Example 5. Ability of FGF-2 Recombinant Protein to Mitigate Pathological Injury of Mouse Lung Tissue After Co-infection with LPS and Zymosan A

[0090] For Group 1 (4 of 4-6 weeks old C57BL/6 mice): each of the mice were intravenously injected with 100 μl of a FGF-2 recombinant protein solution (at a protein content of 50 μg) 12 hours prior to LPS infection, 1 hours prior to LPS infection, and 8 hours after LPS infection, respectively.

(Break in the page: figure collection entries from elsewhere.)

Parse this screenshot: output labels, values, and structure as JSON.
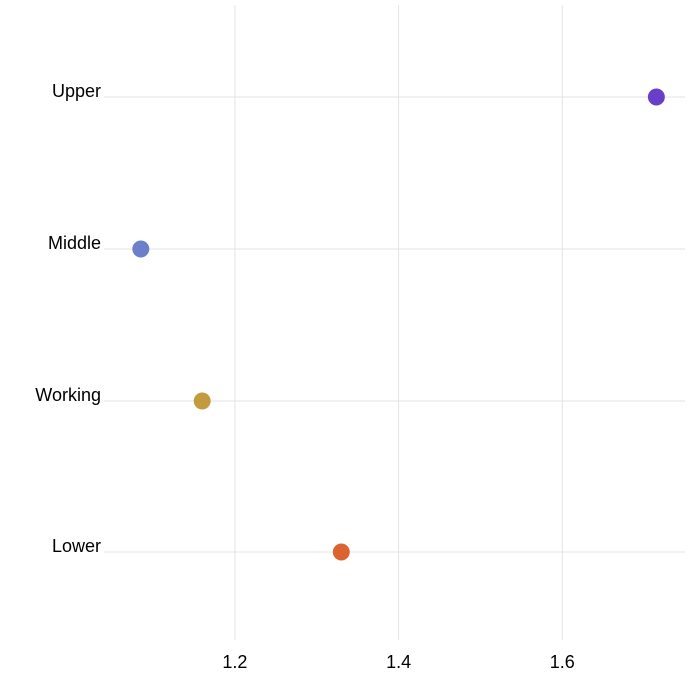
{
  "chart_data": {
    "type": "scatter",
    "title": "",
    "xlabel": "",
    "ylabel": "",
    "xlim": [
      1.04,
      1.75
    ],
    "x_ticks": [
      1.2,
      1.4,
      1.6
    ],
    "x_tick_labels": [
      "1.2",
      "1.4",
      "1.6"
    ],
    "categories": [
      "Upper",
      "Middle",
      "Working",
      "Lower"
    ],
    "points": [
      {
        "category": "Upper",
        "x": 1.715,
        "color": "#6a3fc8"
      },
      {
        "category": "Middle",
        "x": 1.085,
        "color": "#6b7fcb"
      },
      {
        "category": "Working",
        "x": 1.16,
        "color": "#c39a3e"
      },
      {
        "category": "Lower",
        "x": 1.33,
        "color": "#dc6330"
      }
    ],
    "grid": true,
    "legend": "none"
  }
}
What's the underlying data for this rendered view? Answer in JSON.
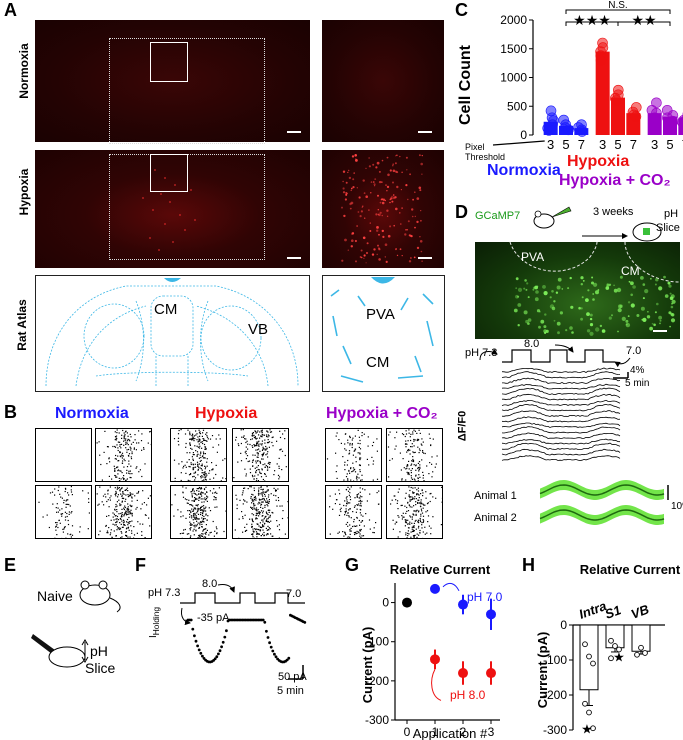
{
  "panels": {
    "A": "A",
    "B": "B",
    "C": "C",
    "D": "D",
    "E": "E",
    "F": "F",
    "G": "G",
    "H": "H"
  },
  "panel_a": {
    "rows": [
      "Normoxia",
      "Hypoxia",
      "Rat Atlas"
    ],
    "atlas_labels": {
      "cm": "CM",
      "vb": "VB",
      "pva": "PVA",
      "cm_zoom": "CM"
    }
  },
  "panel_b": {
    "groups": [
      "Normoxia",
      "Hypoxia",
      "Hypoxia + CO₂"
    ],
    "colors": {
      "normoxia": "#1a1aff",
      "hypoxia": "#ee1111",
      "hypoxia_co2": "#9a00c8"
    }
  },
  "chart_data": [
    {
      "panel": "C",
      "type": "scatter",
      "ylabel": "Cell Count",
      "ylim": [
        0,
        2000
      ],
      "yticks": [
        0,
        500,
        1000,
        1500,
        2000
      ],
      "xlabel_note": [
        "Pixel",
        "Threshold"
      ],
      "categories": [
        "3",
        "5",
        "7",
        "3",
        "5",
        "7",
        "3",
        "5",
        "7"
      ],
      "groups": [
        "Normoxia",
        "Hypoxia",
        "Hypoxia + CO₂"
      ],
      "series": [
        {
          "name": "Normoxia",
          "color": "#1a1aff",
          "bar_values": [
            230,
            160,
            120
          ],
          "points": [
            [
              0,
              420
            ],
            [
              0,
              300
            ],
            [
              0,
              250
            ],
            [
              0,
              180
            ],
            [
              0,
              120
            ],
            [
              0,
              80
            ],
            [
              1,
              260
            ],
            [
              1,
              180
            ],
            [
              1,
              130
            ],
            [
              1,
              90
            ],
            [
              2,
              180
            ],
            [
              2,
              130
            ],
            [
              2,
              90
            ],
            [
              2,
              60
            ]
          ]
        },
        {
          "name": "Hypoxia",
          "color": "#ee1111",
          "bar_values": [
            1450,
            650,
            380
          ],
          "points": [
            [
              3,
              1600
            ],
            [
              3,
              1520
            ],
            [
              3,
              1450
            ],
            [
              3,
              1380
            ],
            [
              3,
              1300
            ],
            [
              4,
              780
            ],
            [
              4,
              700
            ],
            [
              4,
              640
            ],
            [
              4,
              600
            ],
            [
              5,
              480
            ],
            [
              5,
              400
            ],
            [
              5,
              350
            ],
            [
              5,
              320
            ]
          ]
        },
        {
          "name": "Hypoxia + CO₂",
          "color": "#9a00c8",
          "bar_values": [
            380,
            320,
            300
          ],
          "points": [
            [
              6,
              560
            ],
            [
              6,
              430
            ],
            [
              6,
              380
            ],
            [
              6,
              300
            ],
            [
              7,
              430
            ],
            [
              7,
              340
            ],
            [
              7,
              300
            ],
            [
              7,
              240
            ],
            [
              8,
              360
            ],
            [
              8,
              300
            ],
            [
              8,
              260
            ],
            [
              8,
              220
            ]
          ]
        }
      ],
      "significance": [
        "N.S.",
        "★★★",
        "★★"
      ]
    },
    {
      "panel": "G",
      "type": "scatter",
      "title": "Relative Current",
      "xlabel": "Application #",
      "ylabel": "Current (pA)",
      "ylim": [
        -300,
        50
      ],
      "yticks": [
        0,
        -100,
        -200,
        -300
      ],
      "xticks": [
        0,
        1,
        2,
        3
      ],
      "series": [
        {
          "name": "pH 7.0",
          "color": "#1a1aff",
          "x": [
            1,
            2,
            3
          ],
          "y": [
            35,
            -5,
            -30
          ],
          "err": [
            10,
            25,
            40
          ]
        },
        {
          "name": "pH 8.0",
          "color": "#ee1111",
          "x": [
            1,
            2,
            3
          ],
          "y": [
            -145,
            -180,
            -180
          ],
          "err": [
            25,
            30,
            30
          ]
        },
        {
          "name": "",
          "color": "#000000",
          "x": [
            0
          ],
          "y": [
            0
          ],
          "err": [
            0
          ]
        }
      ]
    },
    {
      "panel": "H",
      "type": "bar",
      "title": "Relative Current",
      "ylabel": "Current (pA)",
      "ylim": [
        -300,
        0
      ],
      "yticks": [
        0,
        -100,
        -200,
        -300
      ],
      "categories": [
        "Intra",
        "S1",
        "VB"
      ],
      "values": [
        -185,
        -65,
        -75
      ],
      "err": [
        45,
        12,
        8
      ],
      "points": [
        [
          0,
          -55
        ],
        [
          0,
          -90
        ],
        [
          0,
          -110
        ],
        [
          0,
          -225
        ],
        [
          0,
          -250
        ],
        [
          0,
          -295
        ],
        [
          1,
          -45
        ],
        [
          1,
          -60
        ],
        [
          1,
          -70
        ],
        [
          1,
          -95
        ],
        [
          2,
          -65
        ],
        [
          2,
          -80
        ],
        [
          2,
          -85
        ]
      ]
    }
  ],
  "panel_d": {
    "gcamp": "GCaMP7",
    "weeks": "3 weeks",
    "ph": "pH",
    "slice": "Slice",
    "pva": "PVA",
    "cm": "CM",
    "ph_start": "pH 7.3",
    "ph_high": "8.0",
    "ph_low": "7.0",
    "time_scale": "5 min",
    "df_scale": "4%",
    "ylabel": "ΔF/F0",
    "animal1": "Animal 1",
    "animal2": "Animal 2",
    "anim_scale": "10%"
  },
  "panel_e": {
    "naive": "Naive",
    "ph": "pH",
    "slice": "Slice"
  },
  "panel_f": {
    "ph_start": "pH 7.3",
    "ph_high": "8.0",
    "ph_low": "7.0",
    "holding_value": "-35 pA",
    "ylabel": "I",
    "ylabel_sub": "Holding",
    "current_scale": "50 pA",
    "time_scale": "5 min"
  },
  "panel_g_labels": {
    "ph70": "pH 7.0",
    "ph80": "pH 8.0"
  }
}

[0091] Infection: each of the mice was intraperitoneally injected with 50-60 μL of a 1 g/100 mL solution of pentobarbital sodium by a 1 mL sterile syringe for anesthesia; the anesthetized mice were kept with their head backward and upward leaned to bring their nasal cavities into an upward position, and intranasally and dropwise administered with 50 μL of a LPS solution (100 μg LPS in a solvent of PBS buffer); the mice were kept in this posture for 5 minutes to allow the LPS to enter into their respiratory tracts; 1 hour after the infection with LPS, each of the mice was intraperitoneally injected with 50-60 μL of the 1 g/100 mL pentobarbital sodium solution by a 1 mL sterile syringe for anesthesia; the anesthetized mice were kept with their head backward and upward leaned to bring their nasal cavities into an upward position, and intranasally and dropwise administered with 50 μL of a zymosan A solution (60 μg LPS in a solvent of PBS buffer); the mice were kept in this posture for 5 minutes, to allow the LPS to enter into their respiratory tracts.

[0092] At 24 hours after the LPS infection, the mice were killed by means of intraperitoneal injection of excessive anesthetic, and fixed on a small animal operating table, and skin and bone of their chest were removed to expose thoracic cavity, from which lung together with heart were removed, and washed with a sterile PBS buffer solution to wash off the blood on the surface, and then placed into a paraformaldehyde fixing solution for fixation at room temperature for 48 h, followed by a series of treatments such as embedding, slicing, HE staining, etc.

[0093] Group 2: the mice were treated in the same way as Group 1 except for no injection of FGF-2 recombinant protein solution 12 hours prior to LPS infection, 1 hours prior to LPS infection, and 8 hours after LPS infection.

[0094] Group 3: the mice were treated in the same way as Group 1 except that an equal volume of PBS buffer solution was used instead of the LPS solution, and an equal volume of PBS buffer solution was used instead of the zymosan A solution.

[0095] The results are shown in FIG. 11, wherein A represents Group 1, B represents Group 2, and C represents Group 3. No significant pathological injury and pathological changes such as bleeding, effusion, inflammatory cell infiltration, or the like, but clear lung markings and perfect structure were observed in the lung tissue of the mice of Group 3. Significant pathological injury and pathological changes such as bleeding, effusion, inflammatory cell infiltration, or the like, unclear lung markings, and non-intact structure were observed in the lung tissue of the mice of Group 2. No significant pathological injury and pathological changes such as bleeding, effusion, inflammatory cell infiltration, or the like, but clear lung markings and perfect structure were observed in the lung tissue of the mice of Group 1. The results indicate that FGF-2 plays an important protective role in acute pathological injuries of lung tissue in mouse induced by co-infection with LPS and zymosan A.

INDUSTRIAL APPLICATION

[0096] The present invention discloses uses of FGF-2 in the manufacture of a drug for treating and/or preventing lung injury, for preventing and/or treating influenza, and for preventing and/or treating a disease induced by an influenza virus. The present invention may be valuable for the treatment and prevention of above diseases.